With all eyes on the Gulf Coast as Hurricane Isaac approaches many comparisons have been made between Isaac and its infamous predecessor, Katrina. While there are a few similarities, for the most part, it’s like comparing a Yugo to a Mack Truck.
Timing: One of the more ominous similarities between Isaac and Katrina is their late August arrival. Katrina made its Louisiana landfall on August 29th. Issac is making its way to the same area 7 years later on August 28th. For both storms Louisiana was the second stop on its U.S. tour. Katrina skipped across southern Florida on August 25, 2005 as a category 1 hurricane.
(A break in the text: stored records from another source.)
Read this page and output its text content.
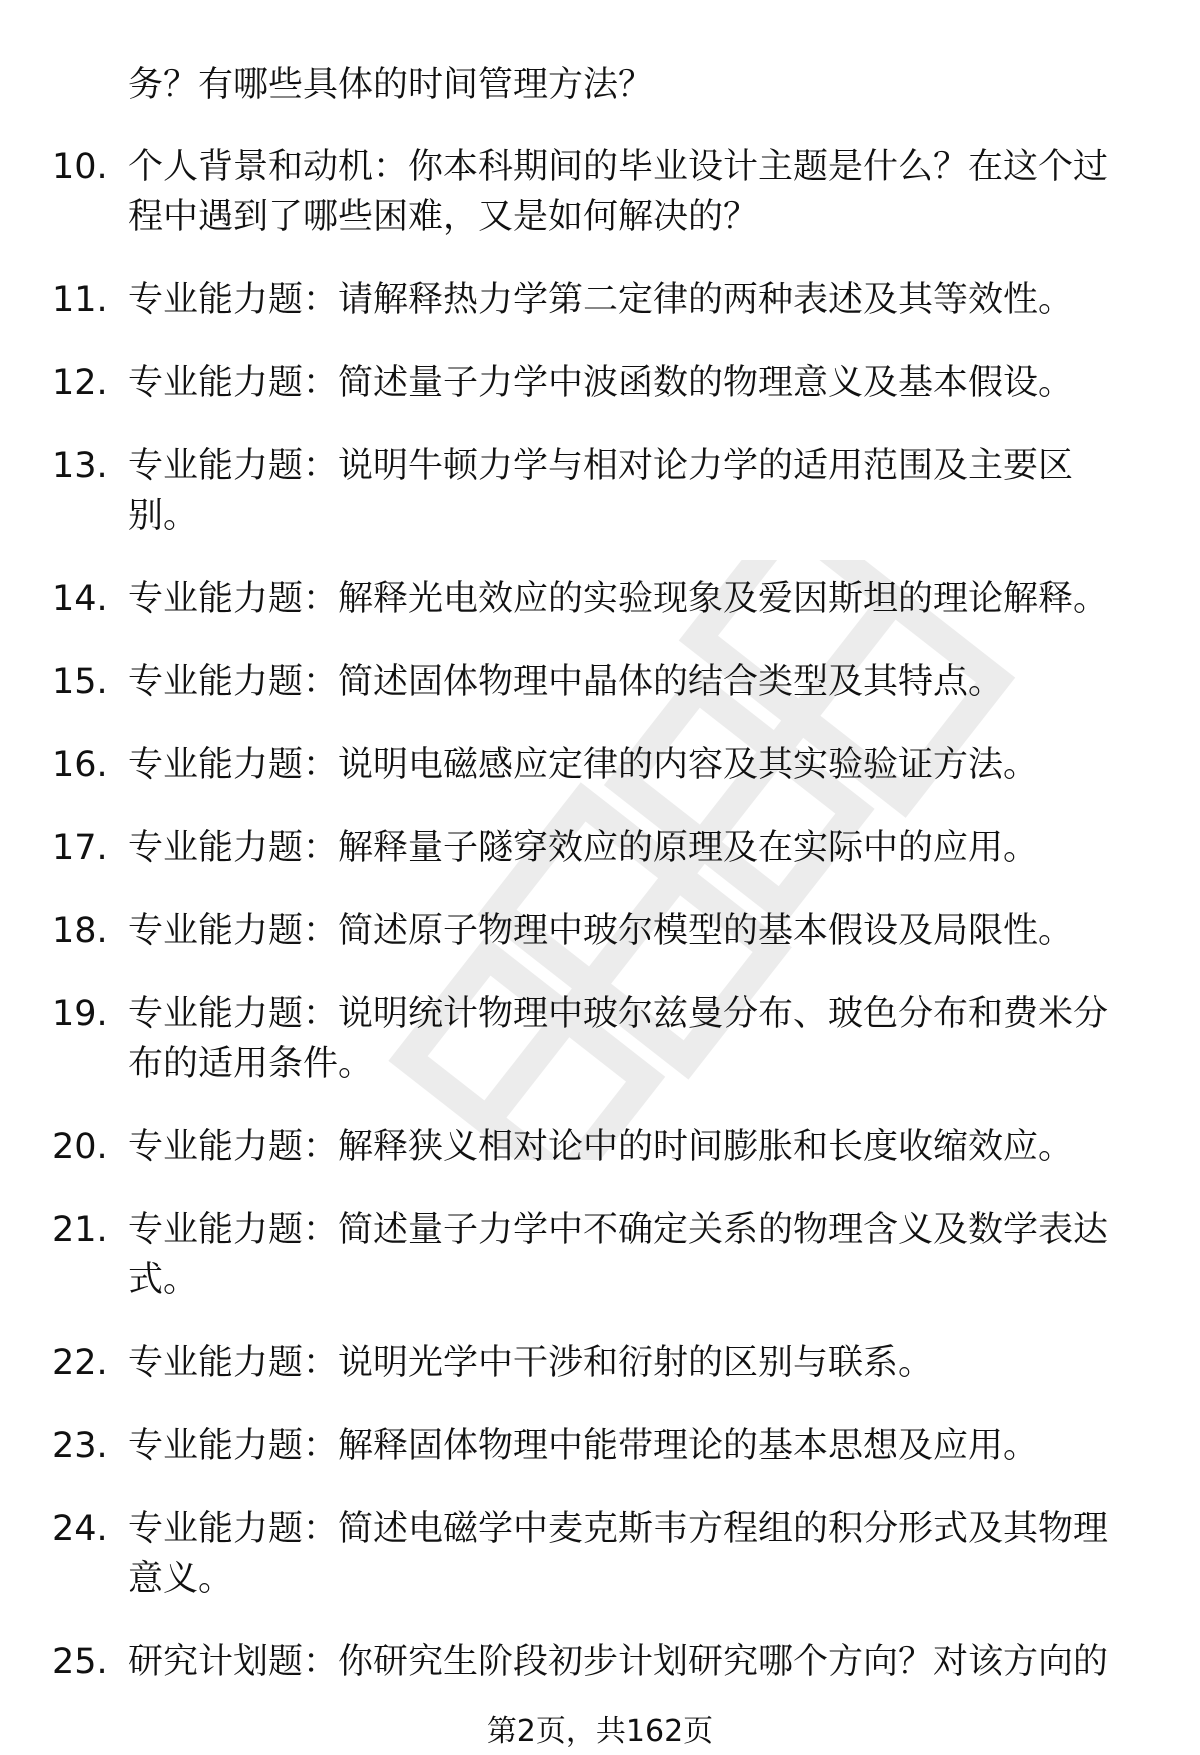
务？有哪些具体的时间管理方法？
10. 个人背景和动机：你本科期间的毕业设计主题是什么？在这个过程中遇到了哪些困难，又是如何解决的？
11. 专业能力题：请解释热力学第二定律的两种表述及其等效性。
12. 专业能力题：简述量子力学中波函数的物理意义及基本假设。
13. 专业能力题：说明牛顿力学与相对论力学的适用范围及主要区别。
14. 专业能力题：解释光电效应的实验现象及爱因斯坦的理论解释。
15. 专业能力题：简述固体物理中晶体的结合类型及其特点。
16. 专业能力题：说明电磁感应定律的内容及其实验验证方法。
17. 专业能力题：解释量子隧穿效应的原理及在实际中的应用。
18. 专业能力题：简述原子物理中玻尔模型的基本假设及局限性。
19. 专业能力题：说明统计物理中玻尔兹曼分布、玻色分布和费米分布的适用条件。
20. 专业能力题：解释狭义相对论中的时间膨胀和长度收缩效应。
21. 专业能力题：简述量子力学中不确定关系的物理含义及数学表达式。
22. 专业能力题：说明光学中干涉和衍射的区别与联系。
23. 专业能力题：解释固体物理中能带理论的基本思想及应用。
24. 专业能力题：简述电磁学中麦克斯韦方程组的积分形式及其物理意义。
25. 研究计划题：你研究生阶段初步计划研究哪个方向？对该方向的
第2页，共162页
Isaac was a tropical storm when it clipped the Florida Keys on August 26th (not an official landfall since the eye was just west of the Florida Keys).
Path: With both storms stopping by Florida on their way to the Louisiana coast it’s obvious their paths would be similar. Katrina took a bit of a looping path across the Gulf spending a little more time over the water gaining strength. Isaac took more direct route to Louisiana, but overall, the paths were quite similar.
Strength: Katrina was a high-end category 3 hurricane as it came on shore. Its massive size allowed hurricane forced winds to extend about 120 miles from its center. By contrast Isaac is a weak hurricane, just above the category 1 threshold on the afternoon of Aug. 28th. Hurricane force winds extend about 60 miles from its center at the time of this post.
Storm surge: With both storms approaching the Mississippi River Delta from the south the storms’ powerful winds funnel their storm surge into the Chandeleur Sound between the Mississippi Delta and Mississippi coast. This geographic layout traps the rising water causing the storm surge to be higher than a straighter coastline. But in the end the weaker Isaac doesn’t have the muscle to match Katrina’s devastating +25ft. storm surge. Depending on the tides, Isaac’s max storm surge may reach 6-12ft.
Preparation: When Katrina reached its peak category 5 strength (wind speeds made it up to 175mph while over the Gulf) it was clear New Orleans was in its cross hairs. Mandatory evacuations were ordered for the area but more than 100,000 people decided to ride it out or didn’t have a good way to flee. The result was catastrophic with over 1,800 deaths as the levees failed and the city flooded. Because of the tragic scene residents and emergency responders appear to be wiser this time around. As the event unfolds tonight we will see if the lessons from Katrina help those affected weather the storm.